Think back to when you were a child. Depending on where you grew up in the world, there was probably an unspoken set of rules about how your life was supposed to go. In Western countries, generally, a child's daily life is based around learning, not only at school, but also at home. All of this education is supposed to prepare the child for the responsibilities of adulthood. This seems like the correct path, right? However, this wasn't always the case.

In many ways, the concept of childhood was invented in the eighteenth century. The period was inundated with guidebooks for how to properly educate and care for children. By the end of the century, Western cultures began to consider childhood as a precious and fleeting time of a person's life that must be protected. For the first time, child labor laws were passed to regulate the hours and types of employment at which children could work. (Charles Dickens, for example, spent his childhood working in a factory.)

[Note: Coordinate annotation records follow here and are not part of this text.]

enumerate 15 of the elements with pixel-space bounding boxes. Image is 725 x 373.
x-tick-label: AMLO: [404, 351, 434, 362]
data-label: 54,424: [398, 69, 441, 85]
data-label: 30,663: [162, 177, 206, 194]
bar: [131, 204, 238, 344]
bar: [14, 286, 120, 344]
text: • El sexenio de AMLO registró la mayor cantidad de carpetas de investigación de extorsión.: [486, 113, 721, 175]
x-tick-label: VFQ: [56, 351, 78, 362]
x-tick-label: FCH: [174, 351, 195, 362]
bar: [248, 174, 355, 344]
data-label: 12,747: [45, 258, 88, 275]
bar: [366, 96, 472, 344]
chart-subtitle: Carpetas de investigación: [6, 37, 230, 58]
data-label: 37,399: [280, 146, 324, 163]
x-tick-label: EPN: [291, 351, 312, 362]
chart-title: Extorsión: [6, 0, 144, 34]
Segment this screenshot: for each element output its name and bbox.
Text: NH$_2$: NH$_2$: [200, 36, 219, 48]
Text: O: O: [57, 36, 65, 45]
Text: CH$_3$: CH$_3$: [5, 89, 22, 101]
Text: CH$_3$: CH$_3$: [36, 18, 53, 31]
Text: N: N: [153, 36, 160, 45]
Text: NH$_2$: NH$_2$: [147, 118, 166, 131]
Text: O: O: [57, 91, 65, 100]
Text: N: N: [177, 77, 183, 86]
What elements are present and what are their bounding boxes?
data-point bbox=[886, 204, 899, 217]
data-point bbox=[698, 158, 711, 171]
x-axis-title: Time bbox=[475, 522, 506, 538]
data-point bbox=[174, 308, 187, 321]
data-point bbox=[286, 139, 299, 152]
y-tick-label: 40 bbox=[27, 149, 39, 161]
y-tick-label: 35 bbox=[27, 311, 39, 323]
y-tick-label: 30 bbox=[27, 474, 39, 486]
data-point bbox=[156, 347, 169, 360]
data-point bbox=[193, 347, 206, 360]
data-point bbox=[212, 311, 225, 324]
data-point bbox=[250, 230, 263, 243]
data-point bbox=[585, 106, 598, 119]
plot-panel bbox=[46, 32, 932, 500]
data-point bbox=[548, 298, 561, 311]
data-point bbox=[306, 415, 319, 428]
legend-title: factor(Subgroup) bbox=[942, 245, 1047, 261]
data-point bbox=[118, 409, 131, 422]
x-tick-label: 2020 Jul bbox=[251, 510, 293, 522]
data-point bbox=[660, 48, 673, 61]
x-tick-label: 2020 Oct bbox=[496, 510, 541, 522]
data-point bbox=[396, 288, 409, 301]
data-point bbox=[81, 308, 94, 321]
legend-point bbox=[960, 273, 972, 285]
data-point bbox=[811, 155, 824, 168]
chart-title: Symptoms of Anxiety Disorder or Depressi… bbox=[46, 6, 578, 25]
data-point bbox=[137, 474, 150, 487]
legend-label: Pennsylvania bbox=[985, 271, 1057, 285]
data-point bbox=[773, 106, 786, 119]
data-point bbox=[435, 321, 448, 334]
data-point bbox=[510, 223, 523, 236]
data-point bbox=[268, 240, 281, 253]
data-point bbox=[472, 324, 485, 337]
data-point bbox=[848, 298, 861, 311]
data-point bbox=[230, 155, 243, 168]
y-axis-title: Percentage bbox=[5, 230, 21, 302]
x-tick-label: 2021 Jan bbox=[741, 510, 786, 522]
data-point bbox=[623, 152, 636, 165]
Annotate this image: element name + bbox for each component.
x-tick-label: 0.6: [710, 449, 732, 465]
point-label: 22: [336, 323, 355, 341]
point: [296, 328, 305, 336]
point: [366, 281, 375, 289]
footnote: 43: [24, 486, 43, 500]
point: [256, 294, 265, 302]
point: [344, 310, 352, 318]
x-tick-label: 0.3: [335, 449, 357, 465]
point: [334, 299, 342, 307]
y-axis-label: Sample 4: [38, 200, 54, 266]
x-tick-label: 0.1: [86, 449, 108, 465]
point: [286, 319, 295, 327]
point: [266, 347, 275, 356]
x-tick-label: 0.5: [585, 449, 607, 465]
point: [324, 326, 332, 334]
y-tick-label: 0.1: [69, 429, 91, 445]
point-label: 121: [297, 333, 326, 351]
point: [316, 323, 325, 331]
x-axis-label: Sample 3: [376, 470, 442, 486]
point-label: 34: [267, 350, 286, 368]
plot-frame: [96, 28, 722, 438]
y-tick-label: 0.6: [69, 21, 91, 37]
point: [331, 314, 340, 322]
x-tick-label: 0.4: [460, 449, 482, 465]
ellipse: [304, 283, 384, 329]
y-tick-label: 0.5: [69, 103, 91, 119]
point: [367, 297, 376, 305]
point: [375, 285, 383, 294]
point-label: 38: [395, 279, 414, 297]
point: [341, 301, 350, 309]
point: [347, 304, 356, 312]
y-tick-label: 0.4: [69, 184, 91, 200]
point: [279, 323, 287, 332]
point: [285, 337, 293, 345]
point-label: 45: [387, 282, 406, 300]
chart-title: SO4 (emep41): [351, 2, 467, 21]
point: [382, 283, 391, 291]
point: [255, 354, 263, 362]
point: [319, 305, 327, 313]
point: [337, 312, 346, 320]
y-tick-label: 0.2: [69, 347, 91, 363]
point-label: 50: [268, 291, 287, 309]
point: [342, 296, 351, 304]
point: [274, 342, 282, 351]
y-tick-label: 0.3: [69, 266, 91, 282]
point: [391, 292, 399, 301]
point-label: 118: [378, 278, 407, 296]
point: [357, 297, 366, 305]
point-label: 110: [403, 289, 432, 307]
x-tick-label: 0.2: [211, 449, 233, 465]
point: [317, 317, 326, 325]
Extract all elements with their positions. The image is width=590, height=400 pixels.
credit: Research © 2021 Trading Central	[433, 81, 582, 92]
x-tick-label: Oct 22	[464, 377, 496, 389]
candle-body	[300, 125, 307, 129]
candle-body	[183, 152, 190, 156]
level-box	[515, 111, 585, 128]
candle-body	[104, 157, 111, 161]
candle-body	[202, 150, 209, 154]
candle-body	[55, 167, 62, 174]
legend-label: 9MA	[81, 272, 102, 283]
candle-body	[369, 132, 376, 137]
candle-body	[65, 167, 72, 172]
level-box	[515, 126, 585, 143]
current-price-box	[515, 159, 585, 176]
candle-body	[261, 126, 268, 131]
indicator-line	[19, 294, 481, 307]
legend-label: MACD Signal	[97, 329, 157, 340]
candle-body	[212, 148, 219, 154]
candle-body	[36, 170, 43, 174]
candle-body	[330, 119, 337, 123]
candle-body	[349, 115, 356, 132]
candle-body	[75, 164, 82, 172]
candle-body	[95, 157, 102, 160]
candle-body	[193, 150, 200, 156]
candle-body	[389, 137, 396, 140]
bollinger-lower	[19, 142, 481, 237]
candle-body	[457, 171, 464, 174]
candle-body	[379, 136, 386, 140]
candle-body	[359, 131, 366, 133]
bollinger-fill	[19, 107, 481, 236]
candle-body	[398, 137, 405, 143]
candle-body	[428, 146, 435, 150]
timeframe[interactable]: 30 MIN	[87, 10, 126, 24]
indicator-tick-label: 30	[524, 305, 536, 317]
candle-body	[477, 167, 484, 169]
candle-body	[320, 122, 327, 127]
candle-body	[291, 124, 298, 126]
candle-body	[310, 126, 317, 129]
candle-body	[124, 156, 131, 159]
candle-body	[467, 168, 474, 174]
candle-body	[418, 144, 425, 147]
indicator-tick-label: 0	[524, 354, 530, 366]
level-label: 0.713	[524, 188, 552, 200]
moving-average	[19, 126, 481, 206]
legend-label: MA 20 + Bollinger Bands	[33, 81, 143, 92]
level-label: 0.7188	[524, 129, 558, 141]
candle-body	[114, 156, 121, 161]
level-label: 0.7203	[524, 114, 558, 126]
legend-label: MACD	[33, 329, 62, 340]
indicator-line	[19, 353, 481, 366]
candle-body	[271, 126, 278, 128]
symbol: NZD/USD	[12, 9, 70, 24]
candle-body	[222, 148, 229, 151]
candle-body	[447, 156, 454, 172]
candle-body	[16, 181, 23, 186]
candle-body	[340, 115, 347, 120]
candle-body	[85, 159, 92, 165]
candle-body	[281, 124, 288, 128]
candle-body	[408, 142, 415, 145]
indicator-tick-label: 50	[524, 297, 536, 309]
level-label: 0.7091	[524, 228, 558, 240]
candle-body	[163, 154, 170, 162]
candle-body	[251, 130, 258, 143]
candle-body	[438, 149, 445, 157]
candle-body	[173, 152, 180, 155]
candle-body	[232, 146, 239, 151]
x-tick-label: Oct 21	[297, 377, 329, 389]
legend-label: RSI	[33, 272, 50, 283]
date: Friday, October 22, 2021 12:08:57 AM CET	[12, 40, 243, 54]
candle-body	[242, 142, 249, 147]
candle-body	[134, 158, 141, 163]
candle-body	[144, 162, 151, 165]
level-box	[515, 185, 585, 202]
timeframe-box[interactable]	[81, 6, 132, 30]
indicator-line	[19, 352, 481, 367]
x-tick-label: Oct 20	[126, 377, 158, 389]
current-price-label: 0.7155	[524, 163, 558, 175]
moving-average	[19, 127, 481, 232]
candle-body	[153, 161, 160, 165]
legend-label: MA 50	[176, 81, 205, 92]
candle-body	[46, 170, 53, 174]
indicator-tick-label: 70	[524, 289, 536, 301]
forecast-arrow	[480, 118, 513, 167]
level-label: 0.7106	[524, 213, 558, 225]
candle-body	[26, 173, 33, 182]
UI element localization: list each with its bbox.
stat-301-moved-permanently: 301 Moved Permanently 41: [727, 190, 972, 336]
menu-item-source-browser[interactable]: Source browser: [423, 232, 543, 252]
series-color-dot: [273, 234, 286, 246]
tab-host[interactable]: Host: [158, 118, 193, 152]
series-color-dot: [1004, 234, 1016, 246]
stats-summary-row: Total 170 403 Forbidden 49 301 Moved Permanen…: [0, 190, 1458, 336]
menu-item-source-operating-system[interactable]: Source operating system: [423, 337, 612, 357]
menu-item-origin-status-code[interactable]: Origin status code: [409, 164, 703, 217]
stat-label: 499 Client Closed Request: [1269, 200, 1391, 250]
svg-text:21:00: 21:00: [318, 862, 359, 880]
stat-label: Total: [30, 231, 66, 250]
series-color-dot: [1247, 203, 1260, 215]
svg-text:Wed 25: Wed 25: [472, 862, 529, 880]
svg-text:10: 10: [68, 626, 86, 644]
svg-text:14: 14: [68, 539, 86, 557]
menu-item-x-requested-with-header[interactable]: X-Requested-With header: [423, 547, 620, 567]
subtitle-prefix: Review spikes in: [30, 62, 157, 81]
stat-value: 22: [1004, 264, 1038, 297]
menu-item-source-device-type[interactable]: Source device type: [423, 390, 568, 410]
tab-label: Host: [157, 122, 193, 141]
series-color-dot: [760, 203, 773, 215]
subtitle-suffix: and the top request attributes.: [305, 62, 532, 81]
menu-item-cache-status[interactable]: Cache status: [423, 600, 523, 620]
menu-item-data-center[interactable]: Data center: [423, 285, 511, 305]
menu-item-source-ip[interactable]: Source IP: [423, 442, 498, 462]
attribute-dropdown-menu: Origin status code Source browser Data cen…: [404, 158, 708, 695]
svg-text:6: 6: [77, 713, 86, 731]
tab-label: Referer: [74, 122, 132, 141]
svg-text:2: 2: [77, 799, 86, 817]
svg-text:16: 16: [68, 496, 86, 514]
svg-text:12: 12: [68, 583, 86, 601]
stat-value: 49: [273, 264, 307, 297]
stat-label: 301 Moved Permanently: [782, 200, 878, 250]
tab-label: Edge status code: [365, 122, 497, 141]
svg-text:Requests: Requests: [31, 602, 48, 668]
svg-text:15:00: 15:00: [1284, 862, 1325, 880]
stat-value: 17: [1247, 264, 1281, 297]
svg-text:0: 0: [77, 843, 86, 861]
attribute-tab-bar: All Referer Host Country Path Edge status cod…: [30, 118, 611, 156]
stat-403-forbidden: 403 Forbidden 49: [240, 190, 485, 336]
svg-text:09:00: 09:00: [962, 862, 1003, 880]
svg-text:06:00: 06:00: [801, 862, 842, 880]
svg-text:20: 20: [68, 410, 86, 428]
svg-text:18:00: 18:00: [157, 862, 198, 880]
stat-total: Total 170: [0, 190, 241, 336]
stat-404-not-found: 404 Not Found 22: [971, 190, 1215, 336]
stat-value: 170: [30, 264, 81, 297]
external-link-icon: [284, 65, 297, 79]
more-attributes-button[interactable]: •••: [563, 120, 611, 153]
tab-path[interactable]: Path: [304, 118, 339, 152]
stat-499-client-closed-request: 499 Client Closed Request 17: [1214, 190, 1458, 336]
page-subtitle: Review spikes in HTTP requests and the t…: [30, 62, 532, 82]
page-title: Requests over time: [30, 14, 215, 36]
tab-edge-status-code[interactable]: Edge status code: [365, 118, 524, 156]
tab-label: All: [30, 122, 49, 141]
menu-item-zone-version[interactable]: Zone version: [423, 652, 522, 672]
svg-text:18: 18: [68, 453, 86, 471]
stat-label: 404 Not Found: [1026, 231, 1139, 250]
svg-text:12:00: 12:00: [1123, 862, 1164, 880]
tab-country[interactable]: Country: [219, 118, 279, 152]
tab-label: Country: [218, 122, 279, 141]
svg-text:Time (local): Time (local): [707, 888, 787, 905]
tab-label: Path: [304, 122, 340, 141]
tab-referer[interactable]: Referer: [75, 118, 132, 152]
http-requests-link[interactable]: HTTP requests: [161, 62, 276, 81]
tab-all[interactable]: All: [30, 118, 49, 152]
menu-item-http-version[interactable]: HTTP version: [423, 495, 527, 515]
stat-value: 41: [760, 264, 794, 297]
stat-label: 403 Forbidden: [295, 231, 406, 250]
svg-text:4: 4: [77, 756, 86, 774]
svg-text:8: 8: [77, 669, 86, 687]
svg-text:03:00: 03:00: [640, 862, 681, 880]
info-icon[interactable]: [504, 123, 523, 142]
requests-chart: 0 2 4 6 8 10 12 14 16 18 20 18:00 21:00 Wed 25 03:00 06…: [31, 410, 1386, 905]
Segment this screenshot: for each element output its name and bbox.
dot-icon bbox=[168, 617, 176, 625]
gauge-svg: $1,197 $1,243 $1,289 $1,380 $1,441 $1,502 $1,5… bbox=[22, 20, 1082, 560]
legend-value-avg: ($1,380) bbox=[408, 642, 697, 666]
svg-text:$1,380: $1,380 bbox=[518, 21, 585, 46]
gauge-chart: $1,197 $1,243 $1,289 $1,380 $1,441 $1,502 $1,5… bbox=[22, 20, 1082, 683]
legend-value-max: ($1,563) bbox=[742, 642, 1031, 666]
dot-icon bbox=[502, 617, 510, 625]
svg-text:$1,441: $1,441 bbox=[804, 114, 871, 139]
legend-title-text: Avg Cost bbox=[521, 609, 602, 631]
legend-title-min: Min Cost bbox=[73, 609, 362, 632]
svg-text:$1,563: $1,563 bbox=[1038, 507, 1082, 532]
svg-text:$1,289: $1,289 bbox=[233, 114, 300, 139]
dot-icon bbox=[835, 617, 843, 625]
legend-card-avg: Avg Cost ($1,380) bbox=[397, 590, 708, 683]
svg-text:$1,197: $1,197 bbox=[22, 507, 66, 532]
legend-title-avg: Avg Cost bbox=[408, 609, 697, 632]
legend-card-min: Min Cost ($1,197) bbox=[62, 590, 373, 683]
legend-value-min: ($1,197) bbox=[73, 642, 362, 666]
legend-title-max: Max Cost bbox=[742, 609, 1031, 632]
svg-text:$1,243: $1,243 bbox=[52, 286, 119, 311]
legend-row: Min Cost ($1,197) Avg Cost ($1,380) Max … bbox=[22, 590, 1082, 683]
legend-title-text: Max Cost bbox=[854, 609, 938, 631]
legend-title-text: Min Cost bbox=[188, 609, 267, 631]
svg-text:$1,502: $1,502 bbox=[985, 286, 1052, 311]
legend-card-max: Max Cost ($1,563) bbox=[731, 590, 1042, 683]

Throughout the nineteenth century, these laws would become more and more strict, as children and childhood were increasingly valued. We have many laws today, some of which we don't even think about, that protect children, making it illegal for them to work, to marry, to be sold, etc. Quite a lot of this sort of thinking was part of the cultural consciousness in the 1840s, when Emily Bronte was writing.

Wutheirng Heights and Childhood

Childhood is a troubling theme in Wuthering Heights. Almost without exception, children are treated badly, and subsequently, they end up precocious, spoiled, and violent. One could read the novel as a commentary on how bad traits get passed from generation to generation. Childhood is not valued in Wuthering Heights, but is rather neglected and abused. In some sense, all of the violence and pain in the novel is a result of the treatment of children.

Heathcliff and the Earnshaws

The first family we meet in Wuthering Heights is comparatively harmonious. The Earnshaws seem to be happy and stable. But one day the father brings home an orphan, a 'dirty, ragged, black-haired child,' and the family dynamic is thereafter ruined. The siblings, Hindley and Catherine, are immediately jealous of Heathcliff, and treat him badly. Eventually, Catherine warms to the young boy, but Hindley remains emotionally and physically abusive: 'He seemed a sullen, patient child; hardened, perhaps, to ill-treatment: he would stand Hindley's blows without winking or shedding a tear.' Readers can trace Heathcliff's aggressive adult disposition to the events of his childhood. His passionate, unrelenting love for Catherine is a result of her early acceptance of him. And his shocking violence is a consequence of Hindley's maltreatment.

Cathy and Linton

Wuthering Heights can be split into two parts that follow two generations. Heathcliff and Catherine dominate the first part, and their children the second. (Cathy is the daughter of Catherine Earnshaw and Edgar Linton, and Catherine dies just after giving birth; Linton is the son of Heathcliff and Isabella Linton. To make things even more confusing, Linton's last name is Heathcliff.) Cathy is spoiled as a child by her (generally) gentle father, Edgar, and her caretaker, Nelly. Linton is raised primarily by Heathcliff after Isabella dies, but he is a sickly, a 'pale, delicate, effeminate boy,' and is unable to carry out Heathcliff's plans for revenge.